Two numbers have stayed with me since I first read them, and I think every leader could do with paying more attention to them.
Ninety-nine percent of CEOs expect AI to reduce their headcount over the next two years. Only thirty-two percent believe their own organization is any good at combining human work with AI systems.
Read those side by side and a strange picture emerges. Almost every leader is confident enough in the technology to bet jobs on it. Almost none of them feel confident in the thing that determines whether that bet pays off, which is the join between the people and the machines.
That is not a small inconsistency. It is a hole in the middle of most AI strategies, and a lot of value is hiding inside it.
Here is the trap. When a technology arrives this quickly and this loudly, the instinct is to focus everything on acquisition. Which model, which vendor, which features, how fast can we deploy. These are answerable questions, and answering them feels like progress. You can put them on a slide. You can report them to a board. You can measure spend and adoption and feel that something is being done.
The harder question, the one only thirty-two percent feel they have answered, is what happens at the seam. How do people and AI work together so that the result is better than either alone? That question has no vendor. No one can sell you the answer, because it depends entirely on your people, your culture, and the way decisions are made in your particular rooms. So it gets quietly skipped, and organizations end up with excellent tools bolted onto unchanged habits.

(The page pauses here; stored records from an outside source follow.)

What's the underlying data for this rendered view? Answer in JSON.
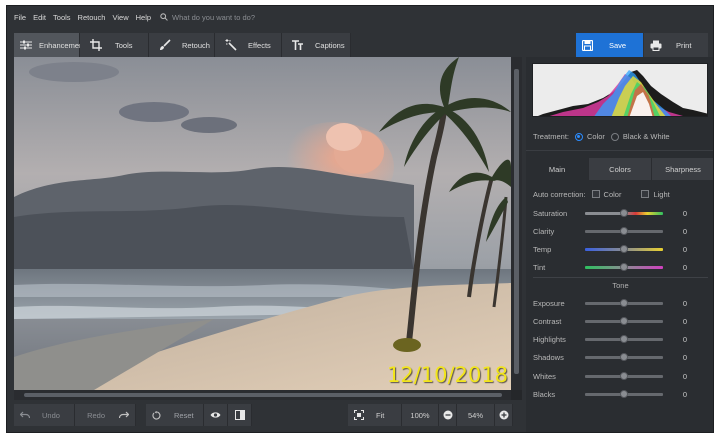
{
  "menu": [
    "File",
    "Edit",
    "Tools",
    "Retouch",
    "View",
    "Help"
  ],
  "search": {
    "placeholder": "What do you want to do?"
  },
  "toolbar": {
    "tabs": [
      {
        "label": "Enhancement",
        "icon": "sliders-icon",
        "active": true
      },
      {
        "label": "Tools",
        "icon": "crop-icon"
      },
      {
        "label": "Retouch",
        "icon": "brush-icon"
      },
      {
        "label": "Effects",
        "icon": "magic-wand-icon"
      },
      {
        "label": "Captions",
        "icon": "text-icon"
      }
    ],
    "save_label": "Save",
    "print_label": "Print"
  },
  "photo": {
    "date_stamp": "12/10/2018"
  },
  "bottom": {
    "undo_label": "Undo",
    "redo_label": "Redo",
    "reset_label": "Reset",
    "fit_label": "Fit",
    "zoom_100_label": "100%",
    "zoom_value": "54%"
  },
  "panel": {
    "treatment_label": "Treatment:",
    "treatment_options": [
      "Color",
      "Black & White"
    ],
    "treatment_selected": "Color",
    "subtabs": [
      "Main",
      "Colors",
      "Sharpness"
    ],
    "auto_correction": {
      "label": "Auto correction:",
      "options": [
        "Color",
        "Light"
      ]
    },
    "sliders_top": [
      {
        "name": "Saturation",
        "value": "0",
        "gradient": "saturation"
      },
      {
        "name": "Clarity",
        "value": "0",
        "gradient": "gray"
      },
      {
        "name": "Temp",
        "value": "0",
        "gradient": "temp"
      },
      {
        "name": "Tint",
        "value": "0",
        "gradient": "tint"
      }
    ],
    "tone_title": "Tone",
    "sliders_tone": [
      {
        "name": "Exposure",
        "value": "0"
      },
      {
        "name": "Contrast",
        "value": "0"
      },
      {
        "name": "Highlights",
        "value": "0"
      },
      {
        "name": "Shadows",
        "value": "0"
      },
      {
        "name": "Whites",
        "value": "0"
      },
      {
        "name": "Blacks",
        "value": "0"
      }
    ]
  },
  "colors": {
    "accent": "#1e72d6",
    "date_stamp": "#f2e51b",
    "panel_bg": "#2a2d31"
  }
}
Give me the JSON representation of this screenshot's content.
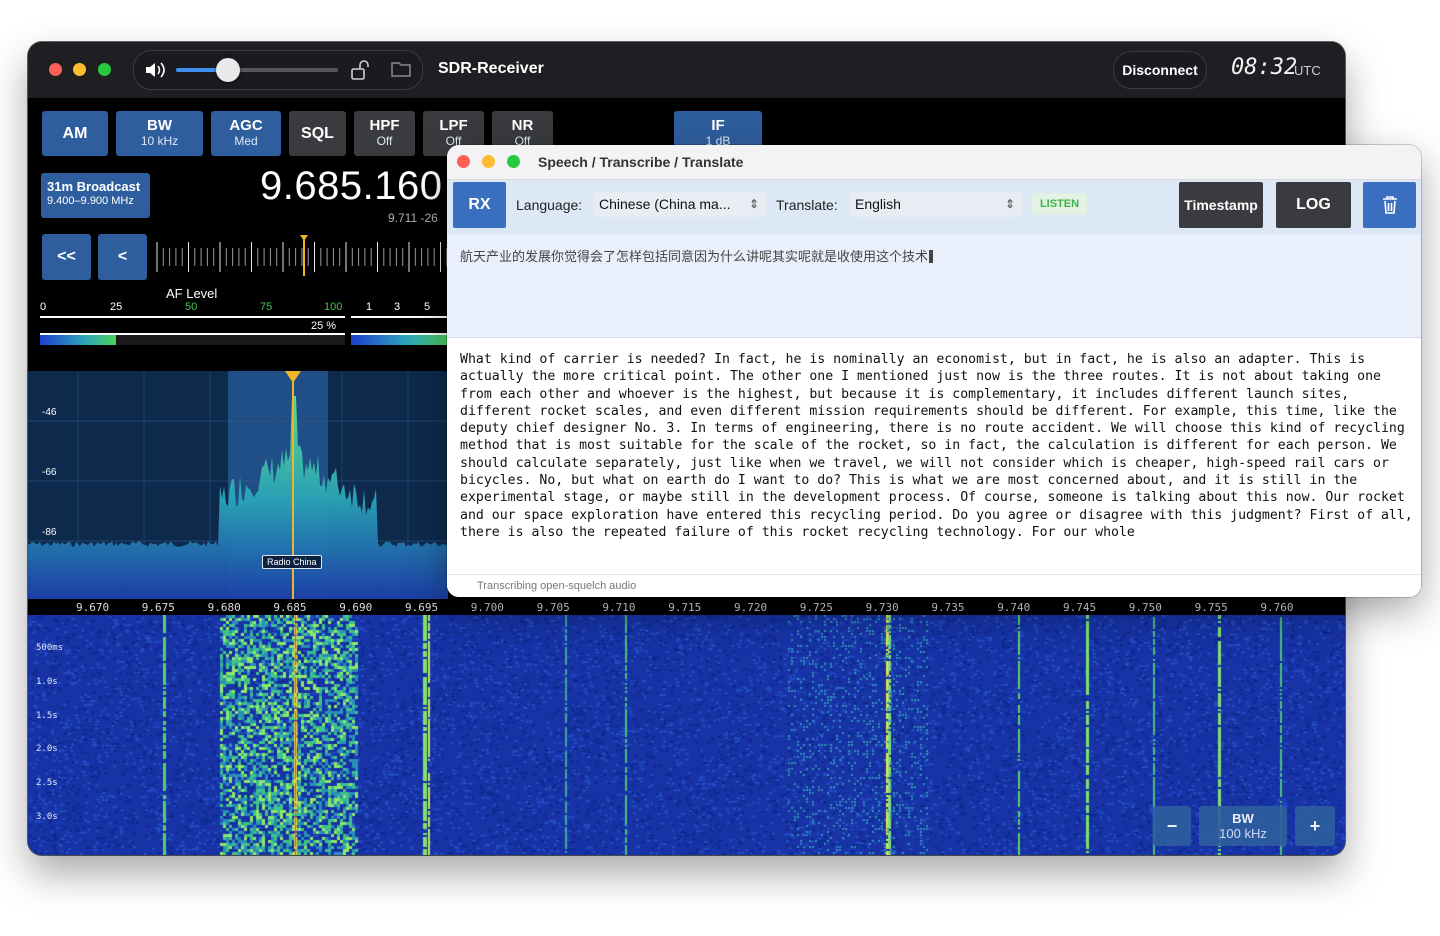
{
  "main_window": {
    "title": "SDR-Receiver",
    "disconnect_label": "Disconnect",
    "time": "08:32",
    "time_zone": "UTC",
    "volume_level": 0.32
  },
  "controls": {
    "am": "AM",
    "bw": {
      "label": "BW",
      "value": "10 kHz"
    },
    "agc": {
      "label": "AGC",
      "value": "Med"
    },
    "sql": "SQL",
    "hpf": {
      "label": "HPF",
      "value": "Off"
    },
    "lpf": {
      "label": "LPF",
      "value": "Off"
    },
    "nr": {
      "label": "NR",
      "value": "Off"
    },
    "if": {
      "label": "IF",
      "value": "1 dB"
    }
  },
  "band": {
    "name": "31m Broadcast",
    "range": "9.400–9.900 MHz"
  },
  "frequency": {
    "main": "9.685.160",
    "sub": "9.711 -26"
  },
  "tuning": {
    "fast_back": "<<",
    "back": "<"
  },
  "af": {
    "label": "AF Level",
    "ticks": [
      "0",
      "25",
      "50",
      "75",
      "100"
    ],
    "value_text": "25 %",
    "level": 0.25
  },
  "second_meter": {
    "ticks": [
      "1",
      "3",
      "5"
    ]
  },
  "spectrum": {
    "db_labels": [
      "-46",
      "-66",
      "-86"
    ],
    "station_label": "Radio China"
  },
  "freq_axis": [
    "9.670",
    "9.675",
    "9.680",
    "9.685",
    "9.690",
    "9.695",
    "9.700",
    "9.705",
    "9.710",
    "9.715",
    "9.720",
    "9.725",
    "9.730",
    "9.735",
    "9.740",
    "9.745",
    "9.750",
    "9.755",
    "9.760"
  ],
  "waterfall": {
    "time_labels": [
      "500ms",
      "1.0s",
      "1.5s",
      "2.0s",
      "2.5s",
      "3.0s"
    ],
    "zoom_out": "−",
    "zoom_in": "+",
    "bw_label": "BW",
    "bw_value": "100 kHz"
  },
  "speech_window": {
    "title": "Speech / Transcribe / Translate",
    "rx": "RX",
    "language_label": "Language:",
    "language_value": "Chinese (China ma...",
    "translate_label": "Translate:",
    "translate_value": "English",
    "listen_badge": "LISTEN",
    "timestamp_button": "Timestamp",
    "log_button": "LOG",
    "original_text": "航天产业的发展你觉得会了怎样包括同意因为什么讲呢其实呢就是收使用这个技术",
    "translation_text": "What kind of carrier is needed? In fact, he is nominally an economist, but in fact, he is also an adapter. This is actually the more critical point. The other one I mentioned just now is the three routes. It is not about taking one from each other and whoever is the highest, but because it is complementary, it includes different launch sites, different rocket scales, and even different mission requirements should be different. For example, this time, like the deputy chief designer No. 3. In terms of engineering, there is no route accident. We will choose this kind of recycling method that is most suitable for the scale of the rocket, so in fact, the calculation is different for each person. We should calculate separately, just like when we travel, we will not consider which is cheaper, high-speed rail cars or bicycles. No, but what on earth do I want to do? This is what we are most concerned about, and it is still in the experimental stage, or maybe still in the development process. Of course, someone is talking about this now. Our rocket and our space exploration have entered this recycling period. Do you agree or disagree with this judgment? First of all, there is also the repeated failure of this rocket recycling technology. For our whole",
    "status": "Transcribing open-squelch audio"
  },
  "colors": {
    "button_blue": "#2f5e9e",
    "tuning_marker": "#f0b429",
    "listen_green": "#39b54a",
    "trash_blue": "#3a6fc0"
  }
}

I see the consequences regularly. A team adopts a powerful system and uses it to do the old thing slightly faster, rather than to do a better thing. The AI generates a confident answer and nobody feels equipped to challenge it, so a subtle error sails straight through. Or the technology takes over the routine work and, instead of freeing people to think, simply leaves them anxious about what they are now for.
In every one of those cases the problem is not the technology. It is the human side that nobody invested in. The tool was treated as the whole answer when it was only ever half of one.
This is where I get genuinely optimistic, because the hole in the middle is also the opportunity. The companies that close it will not do so by buying more software. They will do it by getting far more from the people they already employ. The same workforce, thinking better together with the machines, becomes the edge that no competitor can purchase.
What does closing it look like in practice? It starts with treating the human contribution as seriously as the technical one. That means teaching people not just how to use the tool, but when to trust it and when to push back. It means building the confidence to say “the system is wrong here, and here is why.” It means designing work so that the machine handles what it is good at and people are pointed at the parts that need judgement, context, and the awkward question a model would never think to ask.
It also means being honest about what AI cannot do. It cannot care about your customers. It cannot read the unspoken thing in a room. It cannot decide what matters. It is extraordinary at producing answers and useless at deciding which questions are worth asking. That deciding is human work, and it becomes more valuable, not less, as the answering gets automated.
The organizations betting their headcount on AI are making a wager about the future. Fair enough. But a wager you do not know how to win is just a risk. The thirty-two percent who feel ready are not the ones with the fanciest tools. They are the ones who have done the slower, less glamorous work of helping people and machines think well together.
If you are choosing where to put your next bit of effort, I would not put it into matching your competitor’s latest model. They will match yours right back, and round it goes. I would put it into the seam. Into the human side of the system, where almost everyone admits they are weak and almost no one is looking.
That is where the advantage is hiding. Not in the technology everyone has, but in the thing almost no one has figured out how to do with it.